Suggestion for Common Filter Names/Placement (Work in Progress)
- Themes based on _s contain an entry-meta class which contains the metadata for the entry.
- A header_entry_meta filter which adds additional meta data to a div class entry-meta inside the header
- A footer_entry_meta filter which adds additional meta data to a div class entry-meta inside the footer
- The two entries share a class entry-meta, which is used for common styling.
- A before_content and an after_content filter which appear immediately above and below the e-content div
- I am not sure if this is needed at all, because the `the_content` filter should be enough to add something above or below the content. --Matthias Pfefferle
- Response from David Shanske to above... the_content filter styles the return from the content editor. But, wrapped around that is the markup identifying the content. There may be a better way to do it, but the idea is to be able to add data that is not inside the content block, and not in the header or footer. Example... adding the in-reply-to, or adding a p-summary.
- I would suggest to use underscores (instead of hyphens) in actions to use the same style as the WordPress "actions" --Matthias Pfefferle
- As of 2015-05-25, David Shanske is working on a 'better' idea of adding the 'entry-content e-content' div inside the content block using a filter attached to 'the_content'. This would require some minor theme changes, but would ensure the best compatibility for adding additional elements.
The above would allow data to be added/removed by plugins in a designated place outside the content block, either inside a block designated for meta data in the header/footer or not.
Wordpress does not have built-in location awareness or geodata storage for posts. However, it does have a standard for its storage.
It consists of standard keys for geodata in the meta for posts, pages, users, comments, etc.
- geo_public - 1 is public, 0 is private.

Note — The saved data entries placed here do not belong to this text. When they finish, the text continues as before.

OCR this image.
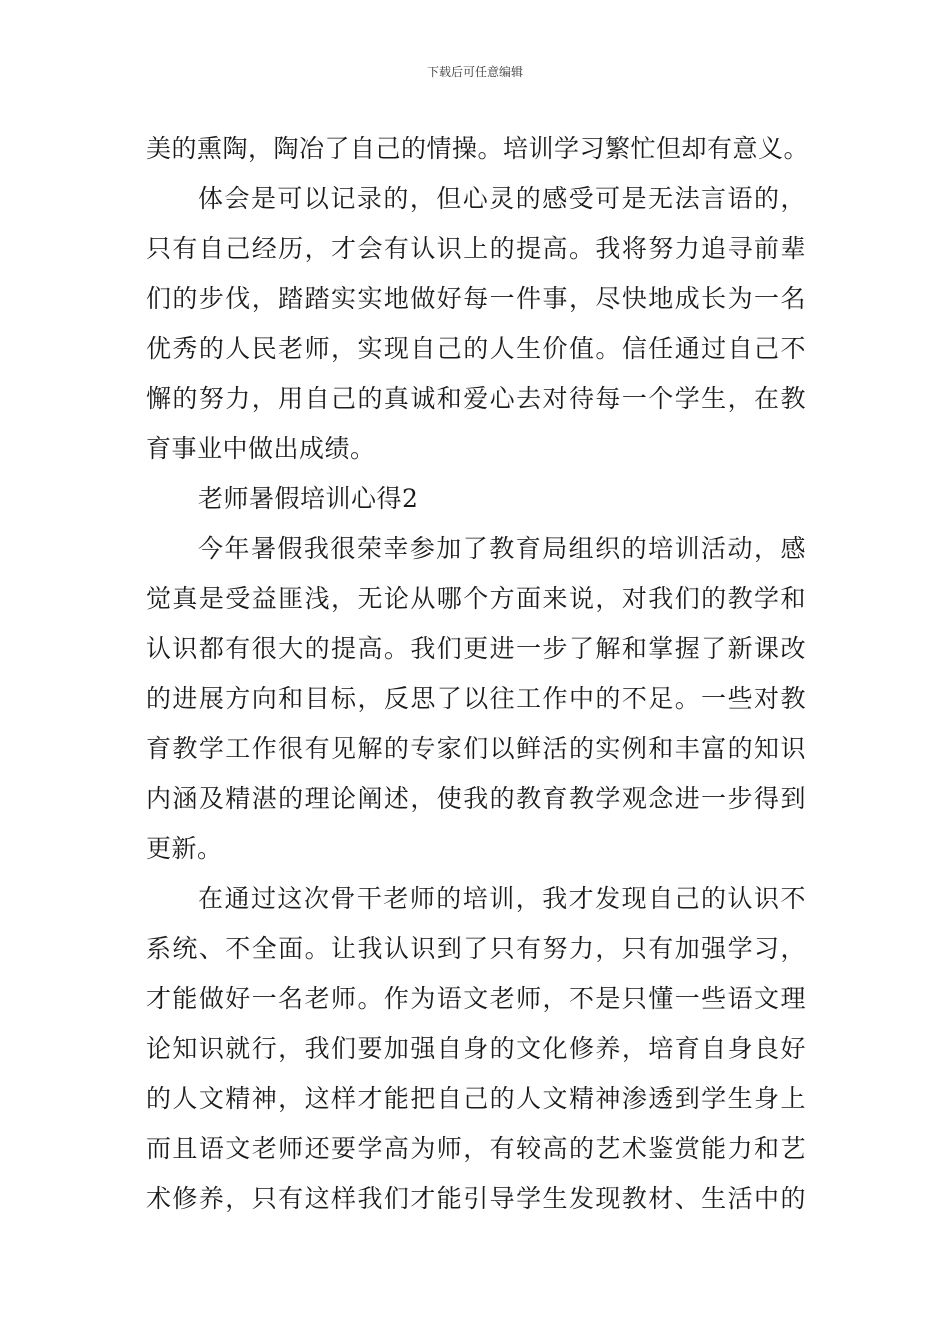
下载后可任意编辑
美的熏陶，陶冶了自己的情操。培训学习繁忙但却有意义。
体会是可以记录的，但心灵的感受可是无法言语的，
只有自己经历，才会有认识上的提高。我将努力追寻前辈
们的步伐，踏踏实实地做好每一件事，尽快地成长为一名
优秀的人民老师，实现自己的人生价值。信任通过自己不
懈的努力，用自己的真诚和爱心去对待每一个学生，在教
育事业中做出成绩。
老师暑假培训心得2
今年暑假我很荣幸参加了教育局组织的培训活动，感
觉真是受益匪浅，无论从哪个方面来说，对我们的教学和
认识都有很大的提高。我们更进一步了解和掌握了新课改
的进展方向和目标，反思了以往工作中的不足。一些对教
育教学工作很有见解的专家们以鲜活的实例和丰富的知识
内涵及精湛的理论阐述，使我的教育教学观念进一步得到
更新。
在通过这次骨干老师的培训，我才发现自己的认识不
系统、不全面。让我认识到了只有努力，只有加强学习，
才能做好一名老师。作为语文老师，不是只懂一些语文理
论知识就行，我们要加强自身的文化修养，培育自身良好
的人文精神，这样才能把自己的人文精神渗透到学生身上
而且语文老师还要学高为师，有较高的艺术鉴赏能力和艺
术修养，只有这样我们才能引导学生发现教材、生活中的
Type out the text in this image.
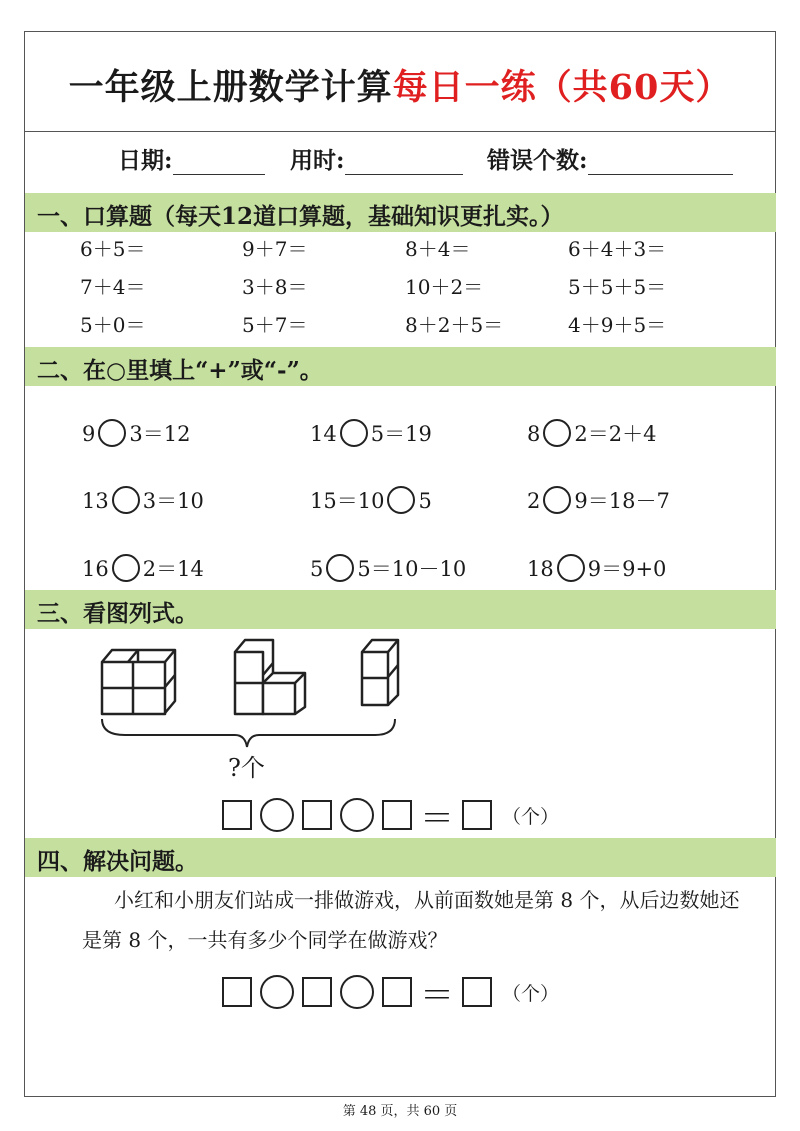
一年级上册数学计算每日一练（共60天）
日期:	用时:	错误个数:
一、口算题（每天12道口算题，基础知识更扎实。）
6＋5＝	9＋7＝	8＋4＝	6＋4＋3＝
7＋4＝	3＋8＝	10＋2＝	5＋5＋5＝
5＋0＝	5＋7＝	8＋2＋5＝	4＋9＋5＝
二、在○里填上“+”或“-”。
9 3＝12	14 5＝19	8 2＝2＋4
13 3＝10	15＝10 5	2 9＝18－7
16 2＝14	5 5＝10－10	18 9＝9+0
三、看图列式。
?个
＝	（个）
四、解决问题。
小红和小朋友们站成一排做游戏，从前面数她是第 8 个，从后边数她还是第 8 个，一共有多少个同学在做游戏？
＝	（个）
第 48 页，共 60 页
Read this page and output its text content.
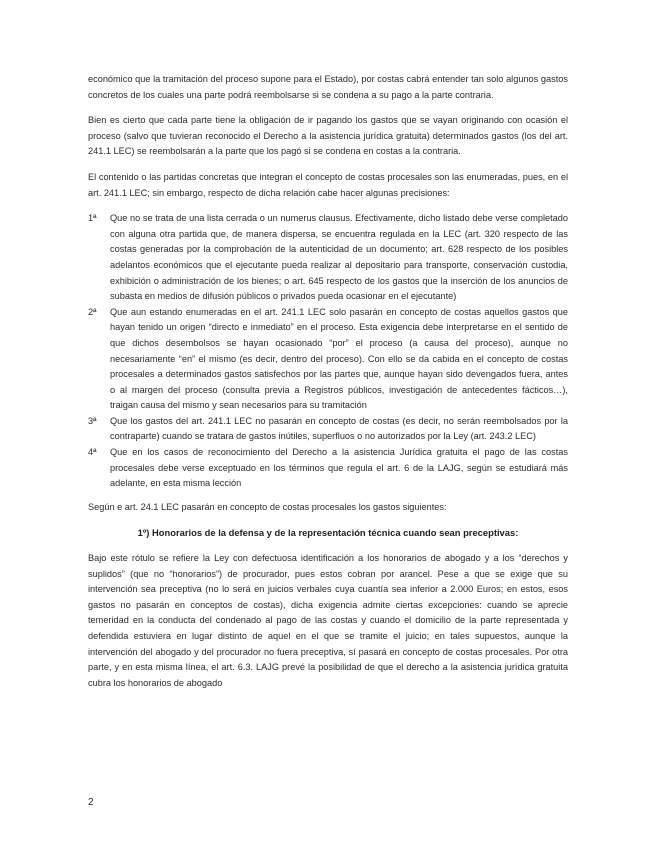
económico que la tramitación del proceso supone para el Estado), por costas cabrá entender tan solo algunos gastos concretos de los cuales una parte podrá reembolsarse si se condena a su pago a la parte contraria.

Bien es cierto que cada parte tiene la obligación de ir pagando los gastos que se vayan originando con ocasión el proceso (salvo que tuvieran reconocido el Derecho a la asistencia jurídica gratuita) determinados gastos (los del art. 241.1 LEC) se reembolsarán a la parte que los pagó si se condena en costas a la contraria.

El contenido o las partidas concretas que integran el concepto de costas procesales son las enumeradas, pues, en el art. 241.1 LEC; sin embargo, respecto de dicha relación cabe hacer algunas precisiones:

1ª	Que no se trata de una lista cerrada o un numerus clausus. Efectivamente, dicho listado debe verse completado con alguna otra partida que, de manera dispersa, se encuentra regulada en la LEC (art. 320 respecto de las costas generadas por la comprobación de la autenticidad de un documento; art. 628 respecto de los posibles adelantos económicos que el ejecutante pueda realizar al depositario para transporte, conservación custodia, exhibición o administración de los bienes; o art. 645 respecto de los gastos que la inserción de los anuncios de subasta en medios de difusión públicos o privados pueda ocasionar en el ejecutante)
2ª	Que aun estando enumeradas en el art. 241.1 LEC solo pasarán en concepto de costas aquellos gastos que hayan tenido un origen “directo e inmediato” en el proceso. Esta exigencia debe interpretarse en el sentido de que dichos desembolsos se hayan ocasionado “por” el proceso (a causa del proceso), aunque no necesariamente “en” el mismo (es decir, dentro del proceso). Con ello se da cabida en el concepto de costas procesales a determinados gastos satisfechos por las partes que, aunque hayan sido devengados fuera, antes o al margen del proceso (consulta previa a Registros públicos, investigación de antecedentes fácticos…), traigan causa del mismo y sean necesarios para su tramitación
3ª	Que los gastos del art. 241.1 LEC no pasarán en concepto de costas (es decir, no serán reembolsados por la contraparte) cuando se tratara de gastos inútiles, superfluos o no autorizados por la Ley (art. 243.2 LEC)
4ª	Que en los casos de reconocimiento del Derecho a la asistencia Jurídica gratuita el pago de las costas procesales debe verse exceptuado en los términos que regula el art. 6 de la LAJG, según se estudiará más adelante, en esta misma lección

Según e art. 24.1 LEC pasarán en concepto de costas procesales los gastos siguientes:

1º) Honorarios de la defensa y de la representación técnica cuando sean preceptivas:

Bajo este rótulo se refiere la Ley con defectuosa identificación a los honorarios de abogado y a los “derechos y suplidos” (que no “honorarios”) de procurador, pues estos cobran por arancel. Pese a que se exige que su intervención sea preceptiva (no lo será en juicios verbales cuya cuantía sea inferior a 2.000 Euros; en estos, esos gastos no pasarán en conceptos de costas), dicha exigencia admite ciertas excepciones: cuando se aprecie temeridad en la conducta del condenado al pago de las costas y cuando el domicilio de la parte representada y defendida estuviera en lugar distinto de aquel en el que se tramite el juicio; en tales supuestos, aunque la intervención del abogado y del procurador no fuera preceptiva, sí pasará en concepto de costas procesales. Por otra parte, y en esta misma línea, el art. 6.3. LAJG prevé la posibilidad de que el derecho a la asistencia jurídica gratuita cubra los honorarios de abogado

2
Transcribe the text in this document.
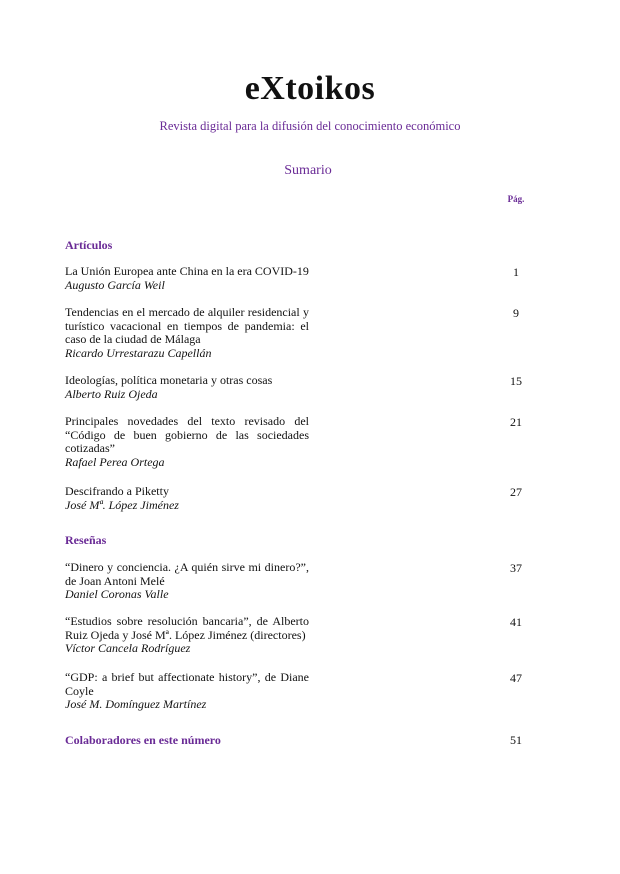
eXtoikos
Revista digital para la difusión del conocimiento económico
Sumario
Pág.
Artículos
La Unión Europea ante China en la era COVID-19
Augusto García Weil
1
Tendencias en el mercado de alquiler residencial y turístico vacacional en tiempos de pandemia: el caso de la ciudad de Málaga
Ricardo Urrestarazu Capellán
9
Ideologías, política monetaria y otras cosas
Alberto Ruiz Ojeda
15
Principales novedades del texto revisado del “Código de buen gobierno de las sociedades cotizadas”
Rafael Perea Ortega
21
Descifrando a Piketty
José Mª. López Jiménez
27
Reseñas
“Dinero y conciencia. ¿A quién sirve mi dinero?”, de Joan Antoni Melé
Daniel Coronas Valle
37
“Estudios sobre resolución bancaria”, de Alberto Ruiz Ojeda y José Mª. López Jiménez (directores)
Víctor Cancela Rodríguez
41
“GDP: a brief but affectionate history”, de Diane Coyle
José M. Domínguez Martínez
47
Colaboradores en este número	51
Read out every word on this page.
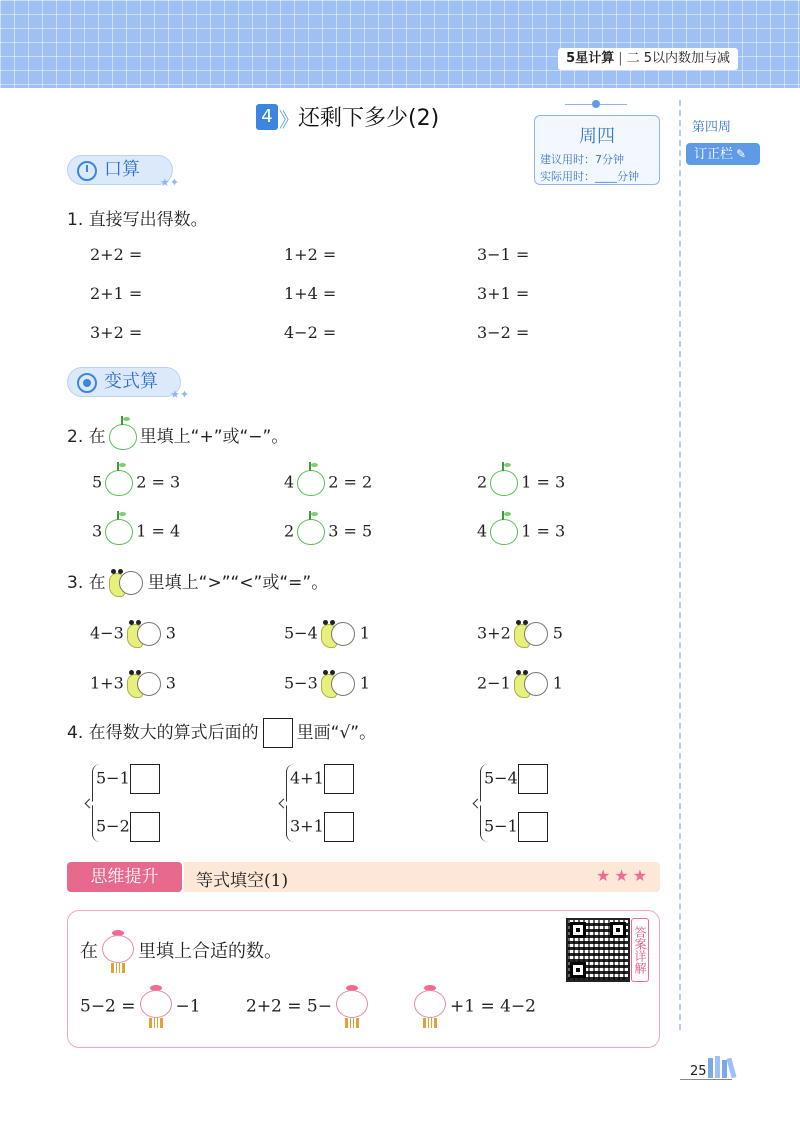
5星计算 | 二 5以内数加与减
第四周
订正栏 ✎
4 》 还剩下多少(2)
周四
建议用时：7分钟
实际用时：____分钟
口算
★✦
1. 直接写出得数。
2+2 =	1+2 =	3−1 =
2+1 =	1+4 =	3+1 =
3+2 =	4−2 =	3−2 =
变式算
★✦
2. 在 里填上“+”或“−”。
5 2 = 3	4 2 = 2	2 1 = 3
3 1 = 4	2 3 = 5	4 1 = 3
3. 在 里填上“>”“<”或“=”。
4−3	3	5−4	1	3+2	5
1+3	3	5−3	1	2−1	1
4. 在得数大的算式后面的 里画“√”。
5−1
5−2
4+1
3+1
5−4
5−1
思维提升	等式填空(1)	★★★
在 里填上合适的数。
5−2 = −1	2+2 = 5−	+1 = 4−2
答案详解
25
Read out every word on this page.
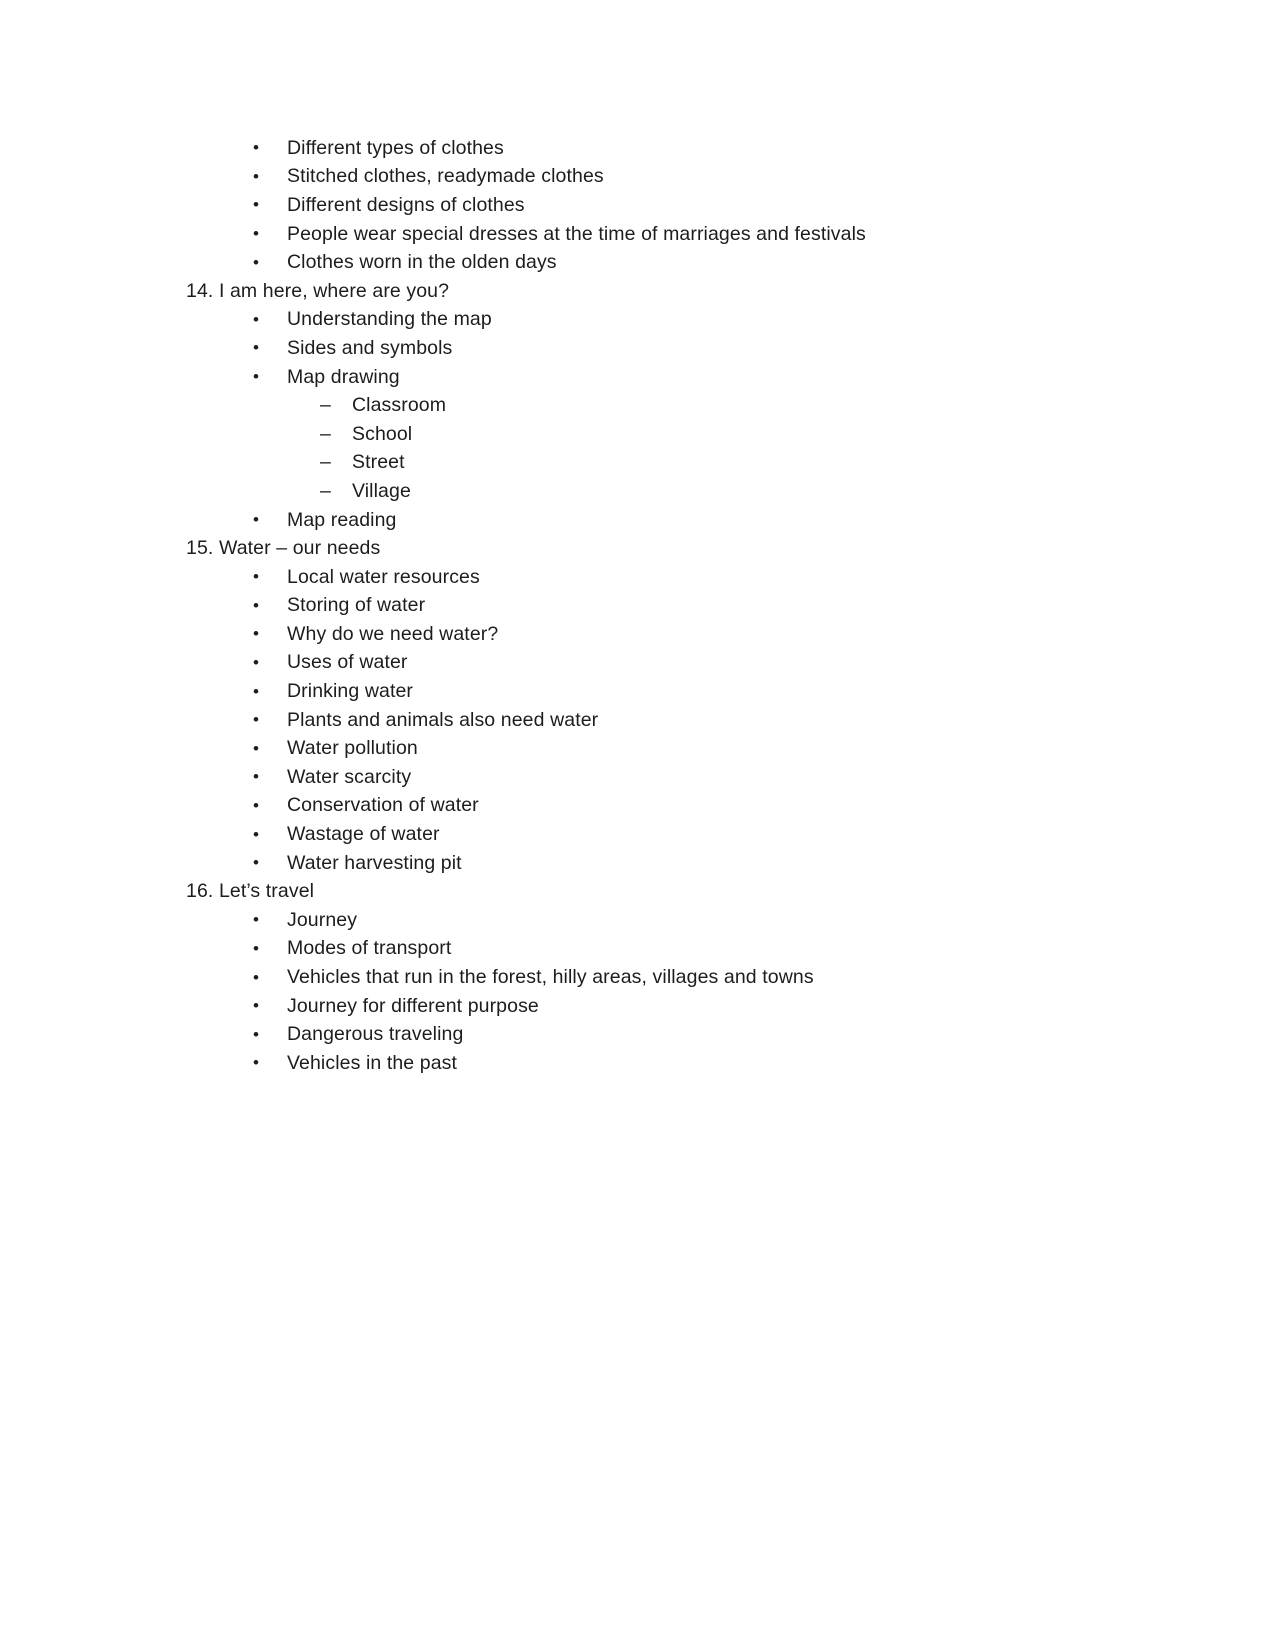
•	Different types of clothes
•	Stitched clothes, readymade clothes
•	Different designs of clothes
•	People wear special dresses at the time of marriages and festivals
•	Clothes worn in the olden days
14. I am here, where are you?
•	Understanding the map
•	Sides and symbols
•	Map drawing
–	Classroom
–	School
–	Street
–	Village
•	Map reading
15. Water – our needs
•	Local water resources
•	Storing of water
•	Why do we need water?
•	Uses of water
•	Drinking water
•	Plants and animals also need water
•	Water pollution
•	Water scarcity
•	Conservation of water
•	Wastage of water
•	Water harvesting pit
16. Let’s travel
•	Journey
•	Modes of transport
•	Vehicles that run in the forest, hilly areas, villages and towns
•	Journey for different purpose
•	Dangerous traveling
•	Vehicles in the past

If there is no geo_public, assume public
- geo_address - freeform textual description of coordinates. Accuracy level/detail/language is arbitrary
The advantage of using the standard meta keys is support by various plugins.
GWG has released a plugin for Wordpress that uses these values. The plugin called Simple Location, is supposed to add this support to Wordpress. There are plugins that offer location support, but none that implement it in a way best compatible with the location aspect described in the wiki and many would be overbuilt for the purpose. It is in a state of major rewrite now to be more user friendly.